Здесь совсем не было мух. Не было комаров. Здесь не было даже крыс и тараканов, этих обязательных спутников человеческой цивилизации. Здесь вообще не водилось никакой живности: ни насекомых, ни птиц, ни домашних зверушек. Подозреваю, что и рыбы в озере тоже не было. Собаки не бродили по улицам в поисках случайной косточки, кошки не грели на подоконниках свои мягкие полосатые шкурки, сизые голуби не урчали утробно под крышами домов, и не исчерчивали пространство мимолётными треками юркие воробьиные стайки.

Здешний мир казался рафинированным, выхолощенным, словно из него исключили всё лишнее, чуждое, оставив только то, что приносит человеку пользу. Максимум эргономики, оптимум бытового комфорта и удобств, минимум посторонних вещей, отвлекающих от научной деятельности.

В памяти всплыла та первая мысль, что пришла мне на ум, едва мы с Леной только-только перешагнули порог этого мира. Если и есть где-нибудь на земле рай, то он был именно здесь. Я и сейчас не отрекаюсь от этих слов. Рай именно таким и должен быть: рационально-функциональным, планово-детерминированным, не допускающим случайных всплесков и флуктуаций. Люди не должны беспокоиться о завтрашнем дне, хотя бы потому, что никакого «завтра» здесь никогда не будет. Одно только сплошное «сегодня», ровное, гладкое, безмятежное «сегодня». Истинный Эдем…

Здешний мир походил на декорации к «Утопии» Томаса Мора или «Новой Атлантиде» Бэкона. Казалось, таинственный режиссёр махнёт сейчас рукой, давая сигнал к окончанию театрального действа, и сценическую площадку заполонят толпы рабочих. Сантехники в синих комбезах, поднатужившись, выдернут со дна озера гигантскую пробку, и вода по спирали устремится в образовавшееся отверстие – пока озеро не обмелеет и не обнажит выложенное голубым кафелем дно.
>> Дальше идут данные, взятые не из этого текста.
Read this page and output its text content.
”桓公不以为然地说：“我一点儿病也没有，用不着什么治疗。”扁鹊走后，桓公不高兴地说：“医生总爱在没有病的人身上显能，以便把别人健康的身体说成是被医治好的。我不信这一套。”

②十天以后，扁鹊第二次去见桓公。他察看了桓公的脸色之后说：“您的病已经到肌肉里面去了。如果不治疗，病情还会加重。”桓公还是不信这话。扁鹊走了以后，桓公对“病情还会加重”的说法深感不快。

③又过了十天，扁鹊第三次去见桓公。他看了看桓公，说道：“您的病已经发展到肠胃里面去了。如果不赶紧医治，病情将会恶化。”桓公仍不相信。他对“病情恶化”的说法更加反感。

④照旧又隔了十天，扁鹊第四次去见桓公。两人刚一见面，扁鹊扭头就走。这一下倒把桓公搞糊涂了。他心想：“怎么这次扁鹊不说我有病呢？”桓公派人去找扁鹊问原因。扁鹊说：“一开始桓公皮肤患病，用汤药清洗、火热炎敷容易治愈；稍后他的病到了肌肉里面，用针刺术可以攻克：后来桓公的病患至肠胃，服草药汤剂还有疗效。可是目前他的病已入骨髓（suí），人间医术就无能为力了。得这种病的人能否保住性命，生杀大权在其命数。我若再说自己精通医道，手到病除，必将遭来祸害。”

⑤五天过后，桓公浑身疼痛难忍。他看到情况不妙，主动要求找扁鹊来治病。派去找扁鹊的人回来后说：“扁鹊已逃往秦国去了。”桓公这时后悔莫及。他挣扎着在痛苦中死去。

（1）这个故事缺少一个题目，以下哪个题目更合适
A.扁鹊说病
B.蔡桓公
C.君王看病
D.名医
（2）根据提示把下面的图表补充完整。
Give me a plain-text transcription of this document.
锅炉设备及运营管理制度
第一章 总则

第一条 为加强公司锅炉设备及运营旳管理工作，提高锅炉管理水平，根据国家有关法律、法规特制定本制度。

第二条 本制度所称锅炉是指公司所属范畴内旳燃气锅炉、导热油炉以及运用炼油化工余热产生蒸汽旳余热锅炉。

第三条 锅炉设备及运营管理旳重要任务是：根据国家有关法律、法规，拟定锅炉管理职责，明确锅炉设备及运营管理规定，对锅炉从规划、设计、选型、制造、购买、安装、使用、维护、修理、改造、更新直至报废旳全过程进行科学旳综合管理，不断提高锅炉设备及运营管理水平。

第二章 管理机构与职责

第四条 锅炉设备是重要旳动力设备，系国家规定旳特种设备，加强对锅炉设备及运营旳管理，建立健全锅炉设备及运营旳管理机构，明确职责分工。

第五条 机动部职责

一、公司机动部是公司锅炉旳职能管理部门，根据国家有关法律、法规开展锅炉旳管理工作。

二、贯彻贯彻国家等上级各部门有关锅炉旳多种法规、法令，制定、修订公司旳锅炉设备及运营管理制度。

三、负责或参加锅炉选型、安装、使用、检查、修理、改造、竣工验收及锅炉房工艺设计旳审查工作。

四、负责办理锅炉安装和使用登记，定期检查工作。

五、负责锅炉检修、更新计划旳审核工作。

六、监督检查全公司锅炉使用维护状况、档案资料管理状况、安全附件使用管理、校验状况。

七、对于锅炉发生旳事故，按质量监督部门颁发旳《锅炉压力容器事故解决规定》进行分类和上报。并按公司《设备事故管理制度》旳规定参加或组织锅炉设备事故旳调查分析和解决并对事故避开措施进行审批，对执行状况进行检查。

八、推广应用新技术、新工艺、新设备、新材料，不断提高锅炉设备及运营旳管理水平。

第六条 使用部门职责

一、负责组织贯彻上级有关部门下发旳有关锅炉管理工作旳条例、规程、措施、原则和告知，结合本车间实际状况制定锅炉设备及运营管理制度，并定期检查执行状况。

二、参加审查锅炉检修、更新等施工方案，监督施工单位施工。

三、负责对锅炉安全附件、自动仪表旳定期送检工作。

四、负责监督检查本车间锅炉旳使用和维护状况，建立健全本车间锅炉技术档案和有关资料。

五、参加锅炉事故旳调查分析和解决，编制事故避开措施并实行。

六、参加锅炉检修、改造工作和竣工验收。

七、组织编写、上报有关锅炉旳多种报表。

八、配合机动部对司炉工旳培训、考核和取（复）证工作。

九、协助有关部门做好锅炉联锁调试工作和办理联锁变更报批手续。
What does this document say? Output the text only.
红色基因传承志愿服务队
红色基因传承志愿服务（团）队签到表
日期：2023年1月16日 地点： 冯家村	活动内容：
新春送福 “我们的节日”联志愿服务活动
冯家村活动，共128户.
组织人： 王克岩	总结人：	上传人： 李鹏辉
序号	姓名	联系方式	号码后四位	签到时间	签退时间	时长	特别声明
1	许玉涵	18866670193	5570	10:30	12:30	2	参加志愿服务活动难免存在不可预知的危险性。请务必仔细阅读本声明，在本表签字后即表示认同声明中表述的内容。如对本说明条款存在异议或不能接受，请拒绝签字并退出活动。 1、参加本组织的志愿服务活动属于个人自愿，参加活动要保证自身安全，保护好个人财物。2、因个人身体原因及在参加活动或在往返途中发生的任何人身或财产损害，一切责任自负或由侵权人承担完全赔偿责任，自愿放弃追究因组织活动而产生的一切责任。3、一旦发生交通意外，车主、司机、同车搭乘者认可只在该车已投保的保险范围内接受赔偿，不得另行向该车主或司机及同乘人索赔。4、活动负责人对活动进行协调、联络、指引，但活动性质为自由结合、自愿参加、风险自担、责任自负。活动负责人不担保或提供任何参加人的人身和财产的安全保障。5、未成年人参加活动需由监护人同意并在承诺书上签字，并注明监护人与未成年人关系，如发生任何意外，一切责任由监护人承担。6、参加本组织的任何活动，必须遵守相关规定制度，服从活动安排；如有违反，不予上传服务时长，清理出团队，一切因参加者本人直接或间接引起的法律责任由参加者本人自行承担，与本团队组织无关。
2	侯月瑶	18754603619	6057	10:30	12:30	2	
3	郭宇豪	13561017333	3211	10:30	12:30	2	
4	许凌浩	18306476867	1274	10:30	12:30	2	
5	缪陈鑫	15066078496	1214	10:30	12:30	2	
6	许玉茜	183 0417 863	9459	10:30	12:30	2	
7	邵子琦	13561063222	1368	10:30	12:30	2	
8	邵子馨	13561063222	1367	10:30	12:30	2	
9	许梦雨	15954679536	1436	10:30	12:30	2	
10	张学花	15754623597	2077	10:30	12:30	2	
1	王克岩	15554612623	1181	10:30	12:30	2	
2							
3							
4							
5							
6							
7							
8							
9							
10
Десятка два небритых смуглых гастарбайтеров в оранжевых куртках, словно тараканы, рассредоточатся по территории и начнут скатывать газоны – пока внушительная горка из рулонов не вырастет на берегу опустевшего озера-бассейна. Ушлые строители, со смешками, матерком и частыми перекурами, во мгновение ока разберут здания научного городка, которые на поверку окажутся всего лишь нагромождением бутафорских картонных коробок. А команда мускулистых лесорубов распилит красные скалы, склеенные из папье-маше, и растащит их на сувениры своим детям…

И чего только в голову не лезет, когда нечем занять ни мозги, ни руки!

Нет, я вовсе не бездельничал, как могло показаться из только что сказанного. Едва мы с Леной очутились в этом райском местечке, как нас тут же взяли в оборот тамошние медики. Стандартная процедура, объяснили нам, обязательная для всех вновь прибывающих. А вдруг мы какую-нибудь заразу с собой принесём? Необходимо, знаете ли, пройти диспансеризацию. И много у вас этих вновь прибывающих? – поинтересовался я. Они лишь улыбнулись в ответ и вежливо промолчали. Вообще, как я заметил, улыбка заменяла местным жителям ответы на очень многие вопросы, особенно каверзные. Не хочешь отвечать – просто улыбнись. И вопрос сразу снимается с повестки дня.